Le Ghana a officiellement notifié au Togo, vendredi, son intention de recourir à l’arbitrage international pour régler le contentieux frontalier maritime qui les oppose. Après huit années de négociations bilatérales infructueuses, Accra a décidé d’activer le mécanisme prévu par la Convention des Nations Unies sur le droit de la mer (UNCLOS) pour obtenir une délimitation définitive et exécutoire de leur espace maritime. La présidence ghanéenne a justifié ce choix par la nécessité de sortir de l’impasse diplomatique et de prévenir de nouveaux incidents en mer.
Malgré un « engagement soutenu » des deux parties durant près d’une décennie, les discussions n’ont jamais permis de trouver un terrain d’entente. Le cœur du désacc réside dans la reconnaissance même d’une ligne de démarcation : le Ghana affirme l’existence d’une frontière traditionnellement respectée, tandis que Lomé conteste cette version, estimant qu’aucune délimitation officielle n’a jamais été établie. Cette divergence d’interprétation a créé un vide juridique propice aux tensions, chaque État ayant sa propre lecture des zones d’influence respectives.
Ce différend technique plonge ses racines dans l’histoire de la délimitation des espaces maritimes en Afrique de l’Ouest, souvent héritée de tracés coloniaux imprécis ou d’absences d’accords post-indépendance. L’absence de frontière formellement reconnue, dénoncée par les autorités togolaises comme source d’« incidents maritimes regrettables », a fini par empoisonner les relations opérationnelles entre les administrations et les forces en mer. Les incidents évoqués, sans être décrits comme majeurs, ont suffi à créer un climat de défiance qu’Accra ne souhaite plus voir perdurer.

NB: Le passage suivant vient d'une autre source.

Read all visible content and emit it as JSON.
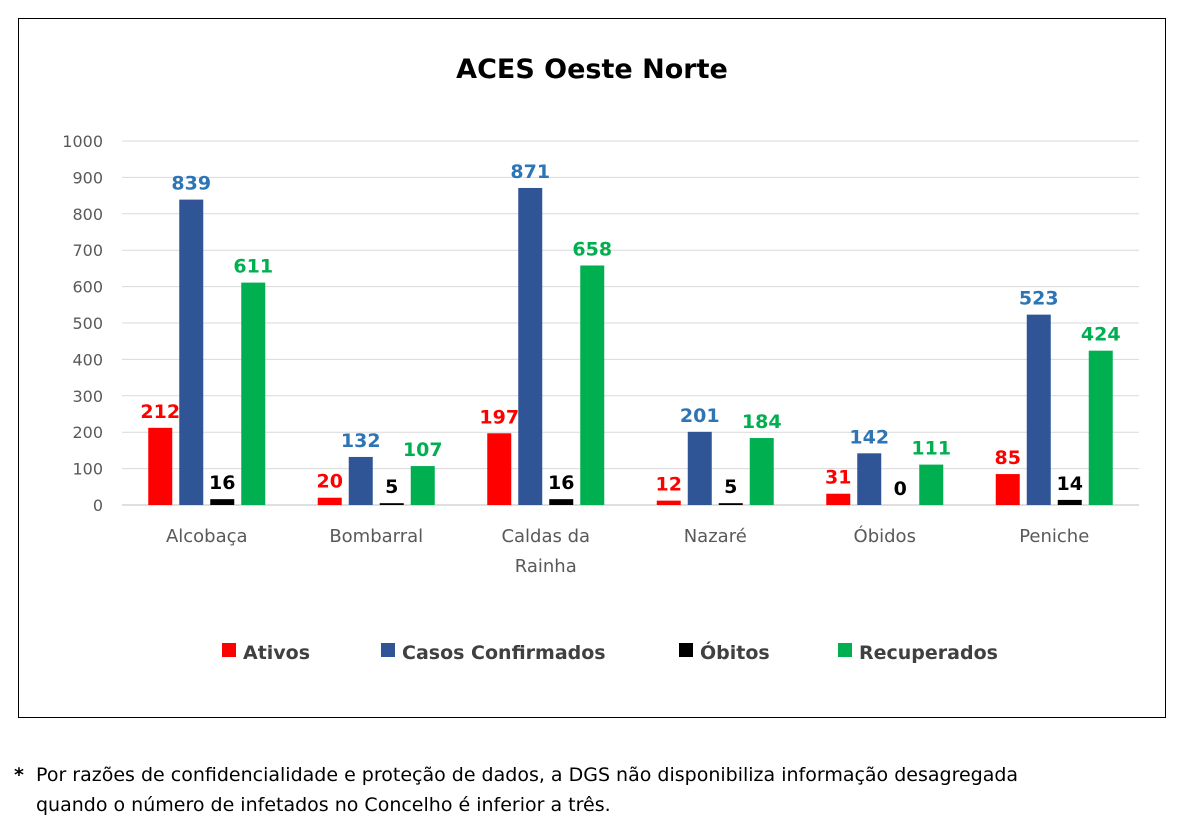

En choisissant l’arbitrage, le Ghana mise sur une solution pacifique et conforme au droit international pour désamorcer toute escalade. La procédure, encadrée par l’UNCLOS, aboutira à une décision juridique qui s’imposera aux deux parties. Pour Accra, il s’agit également d’envoyer un signal de responsabilité dans un golfe de Guinée déjà sous haute surveillance sécuritaire, où la clarification des souverainetés est cruciale pour la gestion des ressources pétrolières et halieutiques.
Cette saisine unilatérale place toutefois le Togo dans une position délicate. Si Lomé n’a pas encore réagi officiellement, la question de la stratégie à adopter se pose désormais : contester la compétence du tribunal, participer activement à la procédure pour défendre ses arguments historiques, ou tenter une ultime médiation politique pour éviter un précédent jurisprudentiel dans la sous-région. Au-delà des deux capitales, ce dossier illustre la difficulté persistante des États ouest-africains à résoudre leurs différends bilatéraux par la seule diplomatie, les contraignant trop souvent à déléguer cette souveraineté à des cours internationales.